3 Questions for Satoko Fujii [VIDEO]

In these short interviews I ask musicians and composers, from various backgrounds, the same three simple questions about music.

  1. Why do you have music in your life?
  2. How do you make music?
  3. What excites you musically right now?

I will be presenting these once a week over the next few months with local, national and international musicians and composers.

In this episode I’m talking toJapanese pianist Satoko Fujii.

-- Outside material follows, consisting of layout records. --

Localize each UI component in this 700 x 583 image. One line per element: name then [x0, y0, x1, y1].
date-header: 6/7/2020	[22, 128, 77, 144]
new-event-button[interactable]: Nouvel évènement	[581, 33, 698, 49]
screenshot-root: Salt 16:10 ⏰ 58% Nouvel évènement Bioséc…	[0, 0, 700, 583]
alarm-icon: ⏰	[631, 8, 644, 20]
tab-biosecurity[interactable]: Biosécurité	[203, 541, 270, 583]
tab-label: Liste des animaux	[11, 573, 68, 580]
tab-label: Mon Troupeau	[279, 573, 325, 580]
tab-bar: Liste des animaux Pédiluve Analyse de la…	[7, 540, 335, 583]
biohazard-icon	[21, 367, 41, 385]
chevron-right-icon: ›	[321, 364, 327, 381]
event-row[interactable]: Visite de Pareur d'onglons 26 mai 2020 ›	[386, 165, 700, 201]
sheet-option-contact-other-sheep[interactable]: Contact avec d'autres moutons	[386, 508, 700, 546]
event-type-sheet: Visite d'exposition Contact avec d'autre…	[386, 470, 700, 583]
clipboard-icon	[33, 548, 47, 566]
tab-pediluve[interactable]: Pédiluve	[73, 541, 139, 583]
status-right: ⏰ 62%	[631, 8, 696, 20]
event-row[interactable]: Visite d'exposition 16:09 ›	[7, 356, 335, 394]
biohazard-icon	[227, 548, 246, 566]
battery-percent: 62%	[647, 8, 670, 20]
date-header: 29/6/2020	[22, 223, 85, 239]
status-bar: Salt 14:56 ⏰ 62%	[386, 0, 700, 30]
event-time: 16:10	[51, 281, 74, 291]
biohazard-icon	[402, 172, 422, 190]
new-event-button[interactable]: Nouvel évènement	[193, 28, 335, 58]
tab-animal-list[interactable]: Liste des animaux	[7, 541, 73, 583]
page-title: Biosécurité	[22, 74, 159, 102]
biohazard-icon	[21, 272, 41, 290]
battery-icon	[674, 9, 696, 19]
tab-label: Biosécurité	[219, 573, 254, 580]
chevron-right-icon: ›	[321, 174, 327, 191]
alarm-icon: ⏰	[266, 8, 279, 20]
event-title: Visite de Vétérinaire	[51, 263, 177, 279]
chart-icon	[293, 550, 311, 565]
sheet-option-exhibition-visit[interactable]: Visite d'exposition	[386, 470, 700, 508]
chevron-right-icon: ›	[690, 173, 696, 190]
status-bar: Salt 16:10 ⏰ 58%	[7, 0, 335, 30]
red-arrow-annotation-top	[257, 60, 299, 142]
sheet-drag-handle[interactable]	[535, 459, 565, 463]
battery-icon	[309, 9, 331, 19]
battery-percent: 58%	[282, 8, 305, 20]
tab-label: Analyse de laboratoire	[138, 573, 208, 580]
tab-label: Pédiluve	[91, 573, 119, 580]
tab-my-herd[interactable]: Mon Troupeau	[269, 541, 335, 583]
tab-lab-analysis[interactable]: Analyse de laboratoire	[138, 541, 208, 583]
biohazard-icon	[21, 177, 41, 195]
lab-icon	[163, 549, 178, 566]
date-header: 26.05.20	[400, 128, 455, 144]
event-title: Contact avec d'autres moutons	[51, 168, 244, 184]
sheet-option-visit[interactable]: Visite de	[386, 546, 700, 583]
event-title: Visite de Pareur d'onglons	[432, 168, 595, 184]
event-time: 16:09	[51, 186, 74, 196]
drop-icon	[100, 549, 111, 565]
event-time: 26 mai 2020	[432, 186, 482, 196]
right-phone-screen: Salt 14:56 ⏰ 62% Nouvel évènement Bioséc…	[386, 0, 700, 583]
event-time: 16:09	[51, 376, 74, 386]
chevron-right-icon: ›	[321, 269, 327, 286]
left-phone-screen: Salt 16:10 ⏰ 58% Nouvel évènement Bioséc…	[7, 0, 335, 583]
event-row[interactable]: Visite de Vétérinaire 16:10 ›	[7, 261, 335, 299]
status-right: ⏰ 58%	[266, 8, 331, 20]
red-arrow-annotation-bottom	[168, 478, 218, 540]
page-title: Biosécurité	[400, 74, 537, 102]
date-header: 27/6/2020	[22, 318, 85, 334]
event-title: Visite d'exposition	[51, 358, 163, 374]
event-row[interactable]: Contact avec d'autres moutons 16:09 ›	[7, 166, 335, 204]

Satoko Fujii is one of the more exciting new voices to emerge in avant-garde jazz during the ’90s, capable of dissonant, post-Cecil Taylor free improvisation, lovely solo piano ruminations influenced by Japanese folk and classical music, and advanced big band charts given to fiery collective improvisation. In 1985, she won a scholarship to the Berklee School of Music, graduating in two years; she then played many of Japan’s major jazz clubs while supporting herself as a session musician and teacher. Fujii returned to the U.S. in 1993 to study at the New England Conservatory of Music, where her teachers included George Russell, Cecil McBee, and Paul Bley. In 1995, Fujii recorded her first American album with Bley, titled Something About Water. The follow-up, Indication, was entirely solo, at times recalling Keith Jarrett; both were critically acclaimed. In 1997, Fujii recorded an album of duets with her trumpeter husband, Natsuki Tamura, titled How Many?; in 1998, she debuted her 15-piece orchestra on the Leo album South Wind, which again received glowing reviews, and also recorded the trio album Looking Out the Window.

In the following two decades, Fujii kept growing more prolific, continuing to work with her Japanese sextet, her 15-piece and several trios; she has also collaborated with Wadada Leo Smith and, in recent years, with Australian pianist Alister Spence.

In the past couple of months alone, she released two solo albums, recorded in her piano room.